Johnson’s majority and Treasury “power grab” means he could even dust off his controversial leadership campaign pledge to slash income tax for around 2.5 million high earners. But the manifesto was silent, and Suter dubbed the estimated £8bn annual cost of raising the 40% threshold from £50,000 to £80,000 a “pricey giveaway.”
A less controversial measure will be the abolition of the ‘tampon tax,’ the 5% VAT charged on sanitary products.
Tearing up spending rules
Extra spending means finding extra cash. Downing Street is said to have pressured the Treasury to tear up strict budget rules to fund services through more borrowing.
Yet experts agree the government faced a challenge balancing its books even before the coronavirus threatened growth. Sunak reportedly wants to keep them, and some analysts warn a 16th fiscal target in a decade threatens government credibility.
But interest rates are temptingly low, and the outbreak could give Sunak an excuse to justify rewriting the rules. He did not rule it out in TV interviews on Sunday.
Ruth Gregory of Capital Economics said he may delay balanced-budget targets by another two years, or give himself 1% wiggle room either side.
Controversial tax hikes
Another option is tax hikes, which newly elected governments are often keen to get out of the way early on.

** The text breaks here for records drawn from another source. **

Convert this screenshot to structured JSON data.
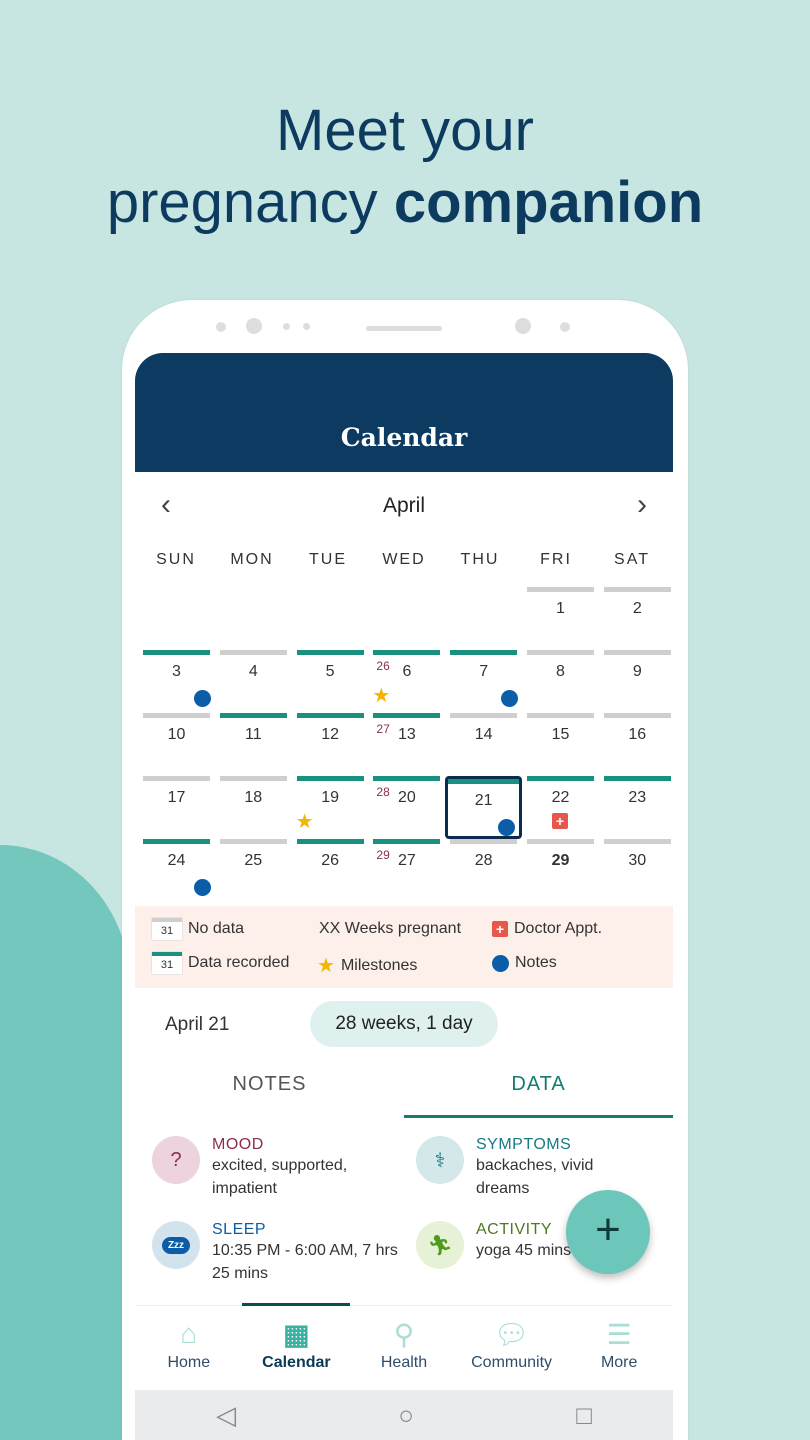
{
  "headline": {
    "line1": "Meet your",
    "line2_regular": "pregnancy ",
    "line2_bold": "companion"
  },
  "header": {
    "title": "Calendar"
  },
  "calendar": {
    "month": "April",
    "prev_icon": "chevron-left-icon",
    "next_icon": "chevron-right-icon",
    "weekdays": [
      "SUN",
      "MON",
      "TUE",
      "WED",
      "THU",
      "FRI",
      "SAT"
    ],
    "first_weekday": 5,
    "days": [
      {
        "n": "1",
        "rec": false
      },
      {
        "n": "2",
        "rec": false
      },
      {
        "n": "3",
        "rec": true,
        "mark": "note"
      },
      {
        "n": "4",
        "rec": false
      },
      {
        "n": "5",
        "rec": true
      },
      {
        "n": "6",
        "rec": true,
        "week": "26",
        "mark": "star"
      },
      {
        "n": "7",
        "rec": true,
        "mark": "note"
      },
      {
        "n": "8",
        "rec": false
      },
      {
        "n": "9",
        "rec": false
      },
      {
        "n": "10",
        "rec": false
      },
      {
        "n": "11",
        "rec": true
      },
      {
        "n": "12",
        "rec": true
      },
      {
        "n": "13",
        "rec": true,
        "week": "27"
      },
      {
        "n": "14",
        "rec": false
      },
      {
        "n": "15",
        "rec": false
      },
      {
        "n": "16",
        "rec": false
      },
      {
        "n": "17",
        "rec": false
      },
      {
        "n": "18",
        "rec": false
      },
      {
        "n": "19",
        "rec": true,
        "mark": "star"
      },
      {
        "n": "20",
        "rec": true,
        "week": "28"
      },
      {
        "n": "21",
        "rec": true,
        "mark": "note",
        "selected": true
      },
      {
        "n": "22",
        "rec": true,
        "mark": "doctor"
      },
      {
        "n": "23",
        "rec": true
      },
      {
        "n": "24",
        "rec": true,
        "mark": "note"
      },
      {
        "n": "25",
        "rec": false
      },
      {
        "n": "26",
        "rec": true
      },
      {
        "n": "27",
        "rec": true,
        "week": "29"
      },
      {
        "n": "28",
        "rec": false
      },
      {
        "n": "29",
        "rec": false,
        "bold": true
      },
      {
        "n": "30",
        "rec": false
      }
    ]
  },
  "legend": {
    "cal_num": "31",
    "no_data": "No data",
    "data_recorded": "Data recorded",
    "weeks": "XX Weeks pregnant",
    "milestones": "Milestones",
    "doctor": "Doctor Appt.",
    "notes": "Notes"
  },
  "summary": {
    "date": "April 21",
    "weeks": "28 weeks, 1 day"
  },
  "tabs": [
    {
      "label": "NOTES",
      "active": false
    },
    {
      "label": "DATA",
      "active": true
    }
  ],
  "data_items": [
    {
      "label": "MOOD",
      "value": "excited, supported, impatient",
      "icon": "head-question-icon"
    },
    {
      "label": "SYMPTOMS",
      "value": "backaches, vivid dreams",
      "icon": "caduceus-icon"
    },
    {
      "label": "SLEEP",
      "value": "10:35 PM - 6:00 AM, 7 hrs 25 mins",
      "icon": "cloud-zzz-icon",
      "badge": "Zzz"
    },
    {
      "label": "ACTIVITY",
      "value": "yoga 45 mins",
      "icon": "running-icon"
    }
  ],
  "fab": {
    "label": "+"
  },
  "nav": [
    {
      "label": "Home",
      "active": false
    },
    {
      "label": "Calendar",
      "active": true
    },
    {
      "label": "Health",
      "active": false
    },
    {
      "label": "Community",
      "active": false
    },
    {
      "label": "More",
      "active": false
    }
  ],
  "colors": {
    "background": "#c7e6e1",
    "header": "#0c3a61",
    "recorded": "#1a9080",
    "no_data": "#cfcfcf",
    "note": "#0c5da8",
    "milestone": "#f2b500",
    "doctor": "#e8574c",
    "accent": "#6cc6b9"
  }
}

The Treasury is expected to slash tax relief for entrepreneurs selling their firms, which has already sparked a letter from 150 frustrated business leaders. But the relief has been called “expensive, regressive and ineffective” in promoting entrepreneurship by the Resolution Foundation.
A 3% stamp duty surcharge on non-UK buyers, promised in the manifesto, is likely to go ahead.
Other ideas floated include raising fuel duty after years of freezes, raising an estimated £2.4bn. But it sparked backbench anger and a petition in protest, and some now expect the idea to be binned.
A rumoured “mansion tax” and plans to slash pension tax relief for high earners are similarly expected to die a death amid a revolt from backbench MPs.